8 janvier 2010

L'immense petit

Le petit a de l'espace. Il prend ses aises, étend ses jambes sur un tabouret sans déranger, court partout sans rien briser. Il s’arrête et on ne s’en soucie guère puisqu’on ne le voit pas ou peu. Il se met au travail, s’active et on ne le perçoit pas plus pour autant.

Mais ce petit a aussi de l’influence. Beaucoup. Parce qu’il est le rejeton du vide et du silence. C’est sa grande force.

Les physiciens atomistes ont raison de s’émerveiller de la grandeur du microscopique. C’est le fondement de notre existence. L’atome explose de vie, tourbillonne, joue même à la cachette en se situant à plusieurs endroits à la fois.

Prenez l’humble pion dans le jeu d’échecs. Jouez cette pièce de manière inconsidérée à un moment crucial et même dans l’ouverture d’une partie et tout basculera. L’échafaudage s’écoulera sans possibilité de retouches, à moins que l’adversaire ne fasse la même erreur. Un grand joueur d’antan (Philidor) avait raison de dire que « les pions sont l’âme des échecs ».

Prenez cet exercice que l’on surnomme le « down-u » dans la pratique du tai-chi. C’est la répétition de s’accroupir et se relever en mettant les bras devant. Tout est dans la manière. Après l’avoir exécuté plus de deux mois, un instructeur averti nous suggéra, à mon groupe et moi, la plupart des novices, de basculer très légèrement vers l’avant lors de l’accroupissement. Miracle ! Ce peu, ce si peu a tout changé. Moindre énergie dans l’effort, ménagement dans les articulations et le dos.

Le petit fait l’ouvrage. Car il demande peu, il va sans dire. Et donne beaucoup…

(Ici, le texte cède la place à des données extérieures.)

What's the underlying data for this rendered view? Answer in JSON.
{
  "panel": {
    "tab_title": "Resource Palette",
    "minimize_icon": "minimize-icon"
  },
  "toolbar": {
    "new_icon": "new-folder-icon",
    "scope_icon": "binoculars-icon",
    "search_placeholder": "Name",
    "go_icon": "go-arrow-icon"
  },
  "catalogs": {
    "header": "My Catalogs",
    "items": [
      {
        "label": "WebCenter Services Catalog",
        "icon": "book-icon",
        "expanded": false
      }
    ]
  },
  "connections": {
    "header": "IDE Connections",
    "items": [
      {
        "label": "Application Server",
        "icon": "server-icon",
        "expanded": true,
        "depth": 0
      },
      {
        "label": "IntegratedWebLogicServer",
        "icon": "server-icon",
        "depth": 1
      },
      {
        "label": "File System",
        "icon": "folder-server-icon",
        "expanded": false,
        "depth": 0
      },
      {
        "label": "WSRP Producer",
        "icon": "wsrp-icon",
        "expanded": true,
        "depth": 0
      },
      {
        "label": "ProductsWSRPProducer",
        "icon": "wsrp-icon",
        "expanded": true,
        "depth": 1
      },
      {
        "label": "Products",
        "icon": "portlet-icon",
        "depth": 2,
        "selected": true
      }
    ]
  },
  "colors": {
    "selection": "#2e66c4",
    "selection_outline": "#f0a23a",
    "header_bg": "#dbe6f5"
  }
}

« Les choses s’avancent vers moi. Toutes choses. Par leur silence, elles entrent en moi. D’abord par leur silence. Puis, leur lumière s’élabore en moi, discrète, infime, miraculée. Enfin, l’embrasement, l’éclair, le brûlant, le radieux. Ensuite, écrire. Seulement ensuite. Voilà, c’est tout. »

Christian Bobin, Souveraineté du vide.